Jeremy Liew of Lightspeed wrote a great post on Meaning = Data + Structure and highlights how user-generated content is often less helpful because it lacks structure. I would say that the argument could be extended further by adding context in 2 ways: cutting through the clutter and improving the contextual relevance. Both have great analogies in retail branding, as retail brands allow you to immediately select something with an appropriately targeted value proposition, making the choices relevant to immediate needs and reducing choice to a manageable subset for selection. Extending the analogy, paid professional selection is an important filter in markets with virtually unlimited selection.

It used to be that content was the limiting factor– and now that has changed to time and attention. The information product is increasingly becoming a service of providing relevant information– and the business models of information distribution will change to reflect the new currency.

Its interesting how the business model for search has changed as content has exploded over the web. As the video shows, the web itself has changed how we see information in its seemingly unlimited growth and distribution utilizing the “free” reach of the web (again via Jeremy).

Early models in search relied on finding what little content was good– and the indexing structures of dmoz, Yahoo, and Craigslist created real value for users by creating simple structure and populating it with relevant links.

Google and the mechanized web crawlers rode the wave of exploding content, realizing that it was too much work to index and store using the information hierarchies– and simplifying the categorization to a keyword match–information was everywhere and this was now the easiest way to find it.

As the volume of information has risen further, the mechanized results are becoming increasingly polluted and commercially skewed.

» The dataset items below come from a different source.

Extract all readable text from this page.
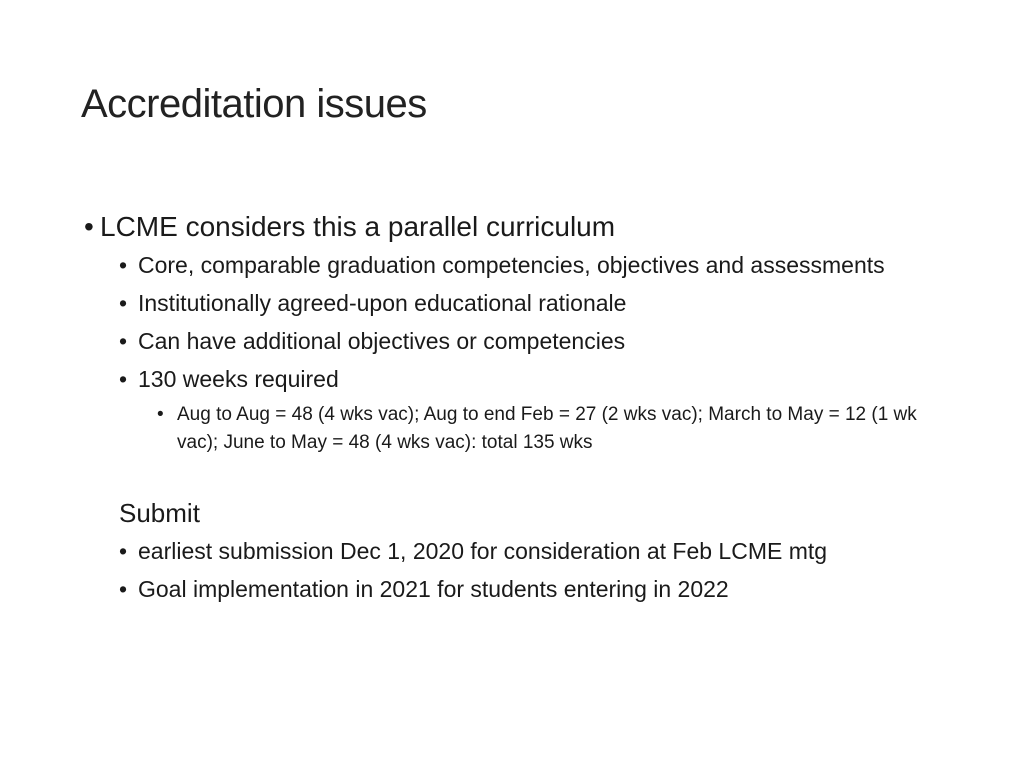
Accreditation issues
• LCME considers this a parallel curriculum
• Core, comparable graduation competencies, objectives and assessments
• Institutionally agreed-upon educational rationale
• Can have additional objectives or competencies
• 130 weeks required
• Aug to Aug = 48 (4 wks vac); Aug to end Feb = 27 (2 wks vac); March to May = 12 (1 wk vac); June to May = 48 (4 wks vac): total 135 wks
Submit
• earliest submission Dec 1, 2020 for consideration at Feb LCME mtg
• Goal implementation in 2021 for students entering in 2022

It would appear that ways of increasing relevance now have less to do with breadth and more to do with filters: through trusted sources (social networks–Linkedin, facebook, Web 2.0–Digg), through professional editorial work (Mahalo, blogs), and through micro-targeting of deep content (e.g., vertically specialized sites like HealthShoppr).

It appears the next set of wars will be about relevance and context. It’ll be interesting to see which players rise to serve consumer needs– or if the fragmentation of properties will be used to drive context– and the web becomes about being the big fish in an ever-widening array of pools. Even more interesting will be what the combo of the cross-platform ad sites (with cookie data collected from across the web) with the existing search engines will create. Will Google be able to move past the privacy folks to utilize the terrabytes of data collected on its userbase to create automated segmented, personalized search results? We shall see…the battle for relevant information is just getting started.